Stephen Ames became estranged from his identical twin brother when they were 18 years old, after half a dozen tumultuous years when they were lived in separate states following their parents' divorce. He wasn't happy that Sam decided to join the military instead of following through on their plans to go to college together, and then one thing led to another so that they stopped speaking to each other altogether.

When Sam is killed on deployment in Afghanistan, Stephen feels the weight of regret. Wanting to get to know more about his brother's final years, he seeks out Sam's widow to ask questions and try to make up for missing so many years. But there's one thing he didn't count on, and that was that Sam had never told Haley about Stephen!

Living day to day trying to adjust to widowhood and the idea of being a single mother to her unborn baby, Haley is so shocked to learn about her husband's identical twin that she pulls a gun on him the first time he shows up. There were many things that were not perfect about their marriage, including Sam's frequent deployments, but she never guessed that he would have held back such pertinent information about his childhood. At first Haley wants nothing to do with Stephen, as it's too hard and strange to see the mirror of her husband, but he persists in showing up, bringing gifts for the baby, and helping with projects around the house.

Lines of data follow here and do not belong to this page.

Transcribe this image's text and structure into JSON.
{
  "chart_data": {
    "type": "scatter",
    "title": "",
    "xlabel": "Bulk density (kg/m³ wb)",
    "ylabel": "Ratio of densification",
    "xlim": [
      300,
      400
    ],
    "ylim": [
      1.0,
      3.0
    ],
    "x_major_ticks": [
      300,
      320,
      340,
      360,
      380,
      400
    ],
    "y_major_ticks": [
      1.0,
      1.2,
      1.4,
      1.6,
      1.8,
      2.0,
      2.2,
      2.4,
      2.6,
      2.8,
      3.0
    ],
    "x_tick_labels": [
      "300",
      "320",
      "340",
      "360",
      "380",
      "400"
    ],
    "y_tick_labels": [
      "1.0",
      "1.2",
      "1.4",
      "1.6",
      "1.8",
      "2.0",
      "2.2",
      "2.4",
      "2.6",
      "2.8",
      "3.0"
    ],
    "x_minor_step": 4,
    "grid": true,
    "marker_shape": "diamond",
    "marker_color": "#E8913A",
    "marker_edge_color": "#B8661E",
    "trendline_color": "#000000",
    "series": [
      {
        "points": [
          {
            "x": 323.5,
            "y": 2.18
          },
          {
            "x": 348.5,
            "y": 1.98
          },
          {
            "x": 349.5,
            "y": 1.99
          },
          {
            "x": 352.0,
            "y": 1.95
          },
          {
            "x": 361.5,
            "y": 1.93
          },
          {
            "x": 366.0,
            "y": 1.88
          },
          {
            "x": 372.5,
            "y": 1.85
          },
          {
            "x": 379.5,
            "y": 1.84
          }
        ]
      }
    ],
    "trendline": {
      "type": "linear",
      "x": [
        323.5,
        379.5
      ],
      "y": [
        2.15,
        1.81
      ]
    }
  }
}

Haley is an independent, tough-it-out tomboy, but Stephen can see that underneath the strength there's a woman who really needs help making sense of this time of her life. As he begins to understand why his brother fell in love with her, he fears she'll never be able to look at him and see anything other than Sam and the shadows that marred their marriage.

This book was a little bit slow taking off, as the characters have a lot of walls around their hearts. As the plot draws you in and the walls start coming down, I found the story impossible to put down and ended up reading the last 150 pages in one sitting. The themes were deep and thoughtful, especially having an estrangement in my own family, and the story was well-written. I quite enjoy Beth. K Vogt's contemporary fiction.